This Phase II-E proposal will enable safe, autonomous flight in complex, dynamic urban environments in beyond visual line-of-sight (BVLOS) missions. Our overall objective is to commercialize a minimally viable product (MVP) suitable for the highest priority capabilities needed for last-mile delivery operations. Our strategy is to develop software/hardware capabilities that can be integrated with various aircraft in a modular fashion. We will mature low-size, weight, and power (SWaP) components for safe landing, emergency landing, and navigation resilient to GPS dropout. We have four specific objectives in the Phase II-E program: (1) a balance between capabilities, cost, and reliability requirements, (2) a reliable means of real-time navigation for precision landing on a visually distinct target, (3) safe landing and safe delivery, and (4) safe departure and descent. This program will be conducted jointly with a prominent operator of last-mile delivery drones, and organized in four tasks: 1. Develop the concept of operations (CONOPS) and functional requirements for last-mile delivery that is aircraft-agnostic; 2. Integrate and adapt the autonomy system with a relevant last-mile delivery aircraft; 3. Conduct flight tests of the integrated autonomous drone delivery system; and 4. Demonstrate capabilities for safe autonomous last-mile delivery. We will use embedded computer vision and an optional lightweight lidar coupled with software in a tight loop. Significant attention will be placed be on the interface to the host vehicle so that integration to multiple flight control architectures is possible. While the base hardware and software technology has been developed and tested over a 5-year period, this program will mature the components to TRL 7.

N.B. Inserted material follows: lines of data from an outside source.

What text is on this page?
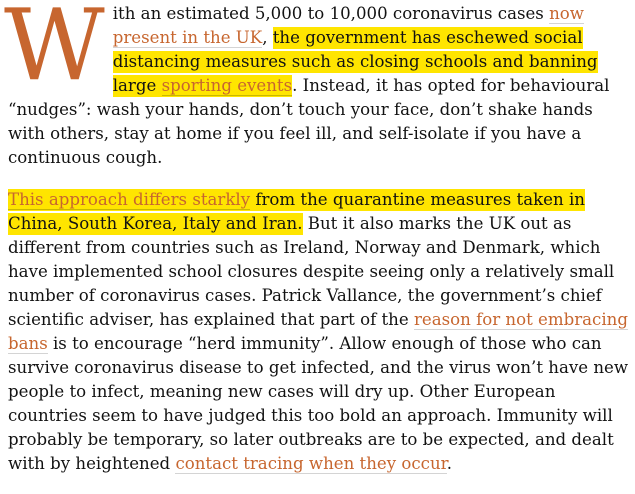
With an estimated 5,000 to 10,000 coronavirus cases now present in the UK, the government has eschewed social distancing measures such as closing schools and banning large sporting events. Instead, it has opted for behavioural “nudges”: wash your hands, don’t touch your face, don’t shake hands with others, stay at home if you feel ill, and self-isolate if you have a continuous cough.

This approach differs starkly from the quarantine measures taken in China, South Korea, Italy and Iran. But it also marks the UK out as different from countries such as Ireland, Norway and Denmark, which have implemented school closures despite seeing only a relatively small number of coronavirus cases. Patrick Vallance, the government’s chief scientific adviser, has explained that part of the reason for not embracing bans is to encourage “herd immunity”. Allow enough of those who can survive coronavirus disease to get infected, and the virus won’t have new people to infect, meaning new cases will dry up. Other European countries seem to have judged this too bold an approach. Immunity will probably be temporary, so later outbreaks are to be expected, and dealt with by heightened contact tracing when they occur.
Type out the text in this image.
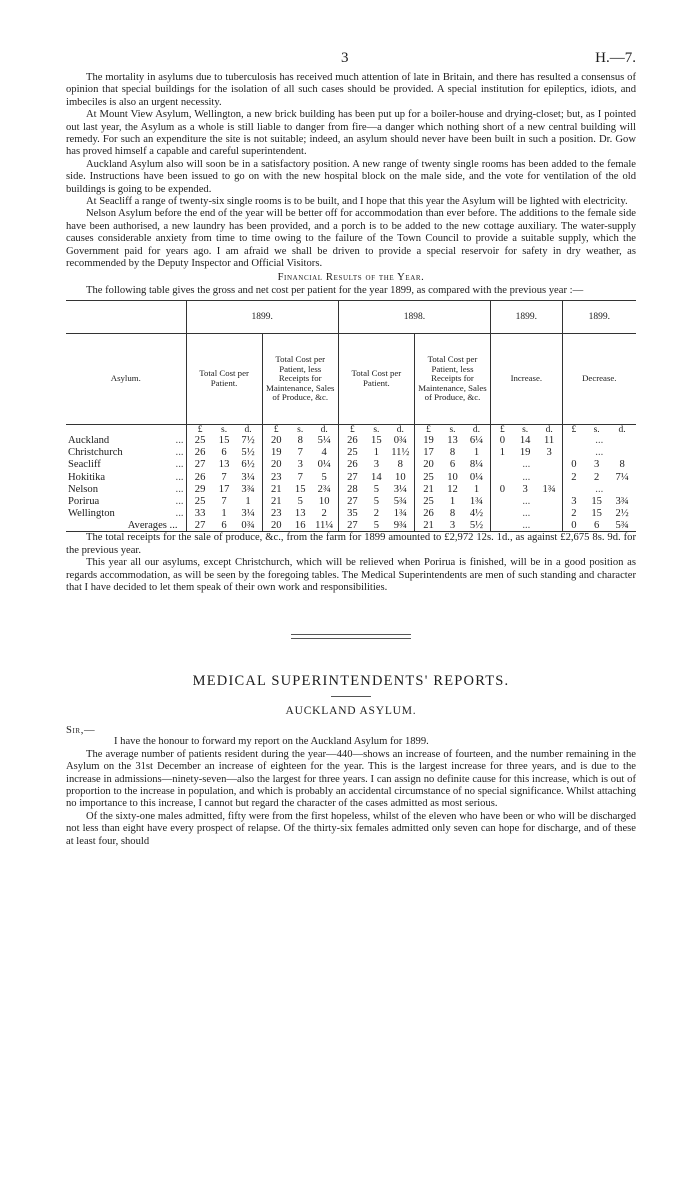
3	H.—7.

The mortality in asylums due to tuberculosis has received much attention of late in Britain, and there has resulted a consensus of opinion that special buildings for the isolation of all such cases should be provided. A special institution for epileptics, idiots, and imbeciles is also an urgent necessity.

At Mount View Asylum, Wellington, a new brick building has been put up for a boiler-house and drying-closet; but, as I pointed out last year, the Asylum as a whole is still liable to danger from fire—a danger which nothing short of a new central building will remedy. For such an expenditure the site is not suitable; indeed, an asylum should never have been built in such a position. Dr. Gow has proved himself a capable and careful superintendent.

Auckland Asylum also will soon be in a satisfactory position. A new range of twenty single rooms has been added to the female side. Instructions have been issued to go on with the new hospital block on the male side, and the vote for ventilation of the old buildings is going to be expended.

At Seacliff a range of twenty-six single rooms is to be built, and I hope that this year the Asylum will be lighted with electricity.

Nelson Asylum before the end of the year will be better off for accommodation than ever before. The additions to the female side have been authorised, a new laundry has been provided, and a porch is to be added to the new cottage auxiliary. The water-supply causes considerable anxiety from time to time owing to the failure of the Town Council to provide a suitable supply, which the Government paid for years ago. I am afraid we shall be driven to provide a special reservoir for safety in dry weather, as recommended by the Deputy Inspector and Official Visitors.

Financial Results of the Year.

The following table gives the gross and net cost per patient for the year 1899, as compared with the previous year :—

	1899.						1898.						1899.			1899.		
Asylum.	Total Cost per Patient.			Total Cost per Patient, less Receipts for Maintenance, Sales of Produce, &c.			Total Cost per Patient.			Total Cost per Patient, less Receipts for Maintenance, Sales of Produce, &c.			Increase.			Decrease.		
	£	s.	d.	£	s.	d.	£	s.	d.	£	s.	d.	£	s.	d.	£	s.	d.
Auckland ...	25	15	7½	20	8	5¼	26	15	0¾	19	13	6¼	0	14	11	...		
Christchurch ...	26	6	5½	19	7	4	25	1	11½	17	8	1	1	19	3	...		
Seacliff ...	27	13	6½	20	3	0¼	26	3	8	20	6	8¼	...			0	3	8
Hokitika ...	26	7	3¼	23	7	5	27	14	10	25	10	0¼	...			2	2	7¼
Nelson ...	29	17	3¾	21	15	2¾	28	5	3¼	21	12	1	0	3	1¾	...		
Porirua ...	25	7	1	21	5	10	27	5	5¾	25	1	1¾	...			3	15	3¾
Wellington ...	33	1	3¼	23	13	2	35	2	1¾	26	8	4½	...			2	15	2½
Averages ...	27	6	0¾	20	16	11¼	27	5	9¾	21	3	5½	...			0	6	5¾

The total receipts for the sale of produce, &c., from the farm for 1899 amounted to £2,972 12s. 1d., as against £2,675 8s. 9d. for the previous year.

This year all our asylums, except Christchurch, which will be relieved when Porirua is finished, will be in a good position as regards accommodation, as will be seen by the foregoing tables. The Medical Superintendents are men of such standing and character that I have decided to let them speak of their own work and responsibilities.

MEDICAL SUPERINTENDENTS' REPORTS.
AUCKLAND ASYLUM.
Sir,—

I have the honour to forward my report on the Auckland Asylum for 1899.

The average number of patients resident during the year—440—shows an increase of fourteen, and the number remaining in the Asylum on the 31st December an increase of eighteen for the year. This is the largest increase for three years, and is due to the increase in admissions—ninety-seven—also the largest for three years. I can assign no definite cause for this increase, which is out of proportion to the increase in population, and which is probably an accidental circumstance of no special significance. Whilst attaching no importance to this increase, I cannot but regard the character of the cases admitted as most serious.

Of the sixty-one males admitted, fifty were from the first hopeless, whilst of the eleven who have been or who will be discharged not less than eight have every prospect of relapse. Of the thirty-six females admitted only seven can hope for discharge, and of these at least four, should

The proposed work matures low size, weight, power, and cost components for autonomous flight directly related to NASA’s Advanced Air Mobility program (TX10.X, TX11.X in NASA's Technology Taxonomy) and for Future Aviation System Safety (TX16.1). In addition, the same technology is relevant to Entry, Descent and Landing applications for small spacecraft such as those landing on asteroids, that have real-time requirements (TX09.X). Our development will also advance certification for non-deterministic algorithms and “in the loop” fault management.

The main application that we are targeting is last-mile drone delivery in the National Airspace. Drone delivery will start with rural and suburban areas before it is utilized in urban settings. Economic analysis of aerial last-mile delivery shows that these operations are highly cost-sensitive and require a significant economy of scale. We expect to extend our work to mid-mile delivery as well.